In 2006 and 2007 I created a partial Alloy model for the then-current draft of the W3C XProc specification; as far as I could tell, most members of the working group never read the paper I wrote (at http://www.w3.org/XML/XProc/2006/12/alloy-models/models.html); they said "Oh, we changed that part of the spec last week, so what the model says is no longer relevant". But the paper did manage to persuade the editor of the spec that the abstract 'component' level described in the first draft of the spec was woefully underspecified and needed to be either fully specified or dropped. He dropped it, with (I think) good results for the readability and usability of the spec.
In 2010 I made an Alloy model of the XPath 1.0 data model, which uncovered some glitches in the specification. The reaction of most interested parties (including the W3C working group responsible for maintaining the XPath 1.0 spec) has, unfortunately, not been encouraging.
A research project I'm involved with has used Alloy to model the MLCD Overlap Corpus, a collection of sample documents and related information we are creating (hyperlinks suppressed at SO's insistence); the Alloy model found a couple of errors in our initial design for the corpus catalog, so it was well worth the effort.

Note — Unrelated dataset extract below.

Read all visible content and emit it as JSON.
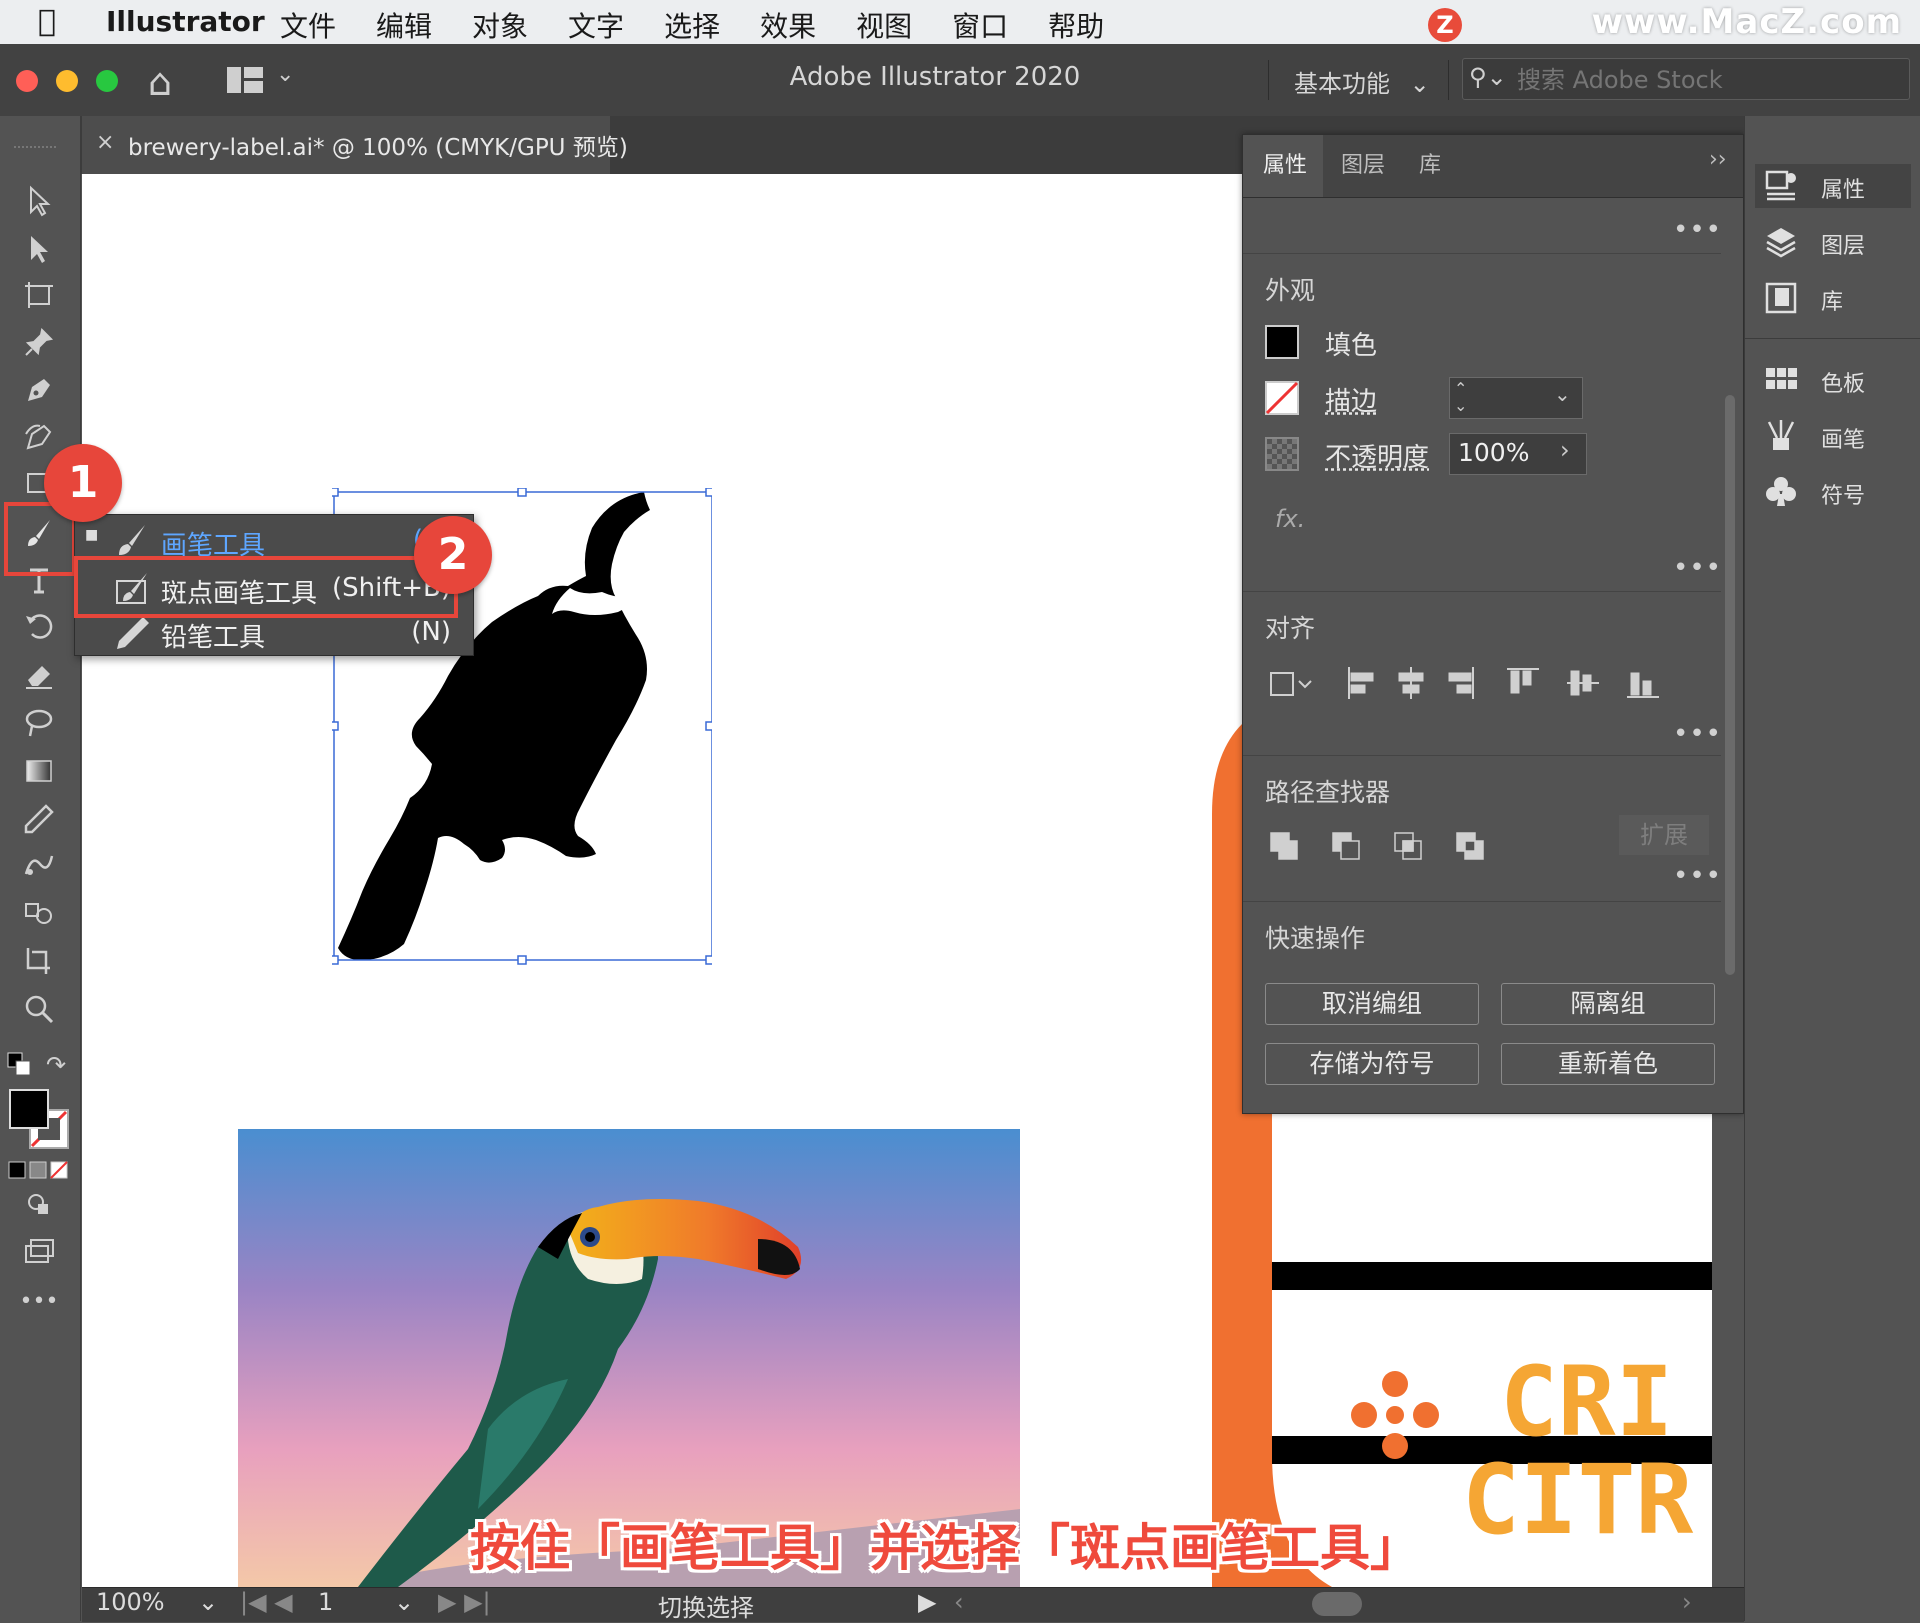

And we have also used Alloy to formalize some modeling work we have done on the nature of transcription and on the extension of the type/token distinction to document structure (for our paper, look for the 2010 proceedings of Balisage: The Markup Conference). This lies a little bit outside Alloy's usual area of application, as it has nothing to do with software design, but Alloy's ability to check models for consistency and generate instances has been invaluable in showing us some of the logical consequences of this or that possible axiom for our model.
To answer your specific questions: yes, Alloy has helped me specify cleaner domain models, and yes, it has found errors and glitches. They have often been small, for the reasons Daniel Jackson explains in his book Software Abstractions: first, if you use models during design, you catch errors early, when everything is still small. And, second (in Jackson's words), "In hindsight, most software design issues are trivial."
He continues: "But if you don't address them head-on, trivial issues have a nasty habit of becoming nontrivial." My experience amply confirms this. Much better to head off such problems early. So yes, I will use Alloy again.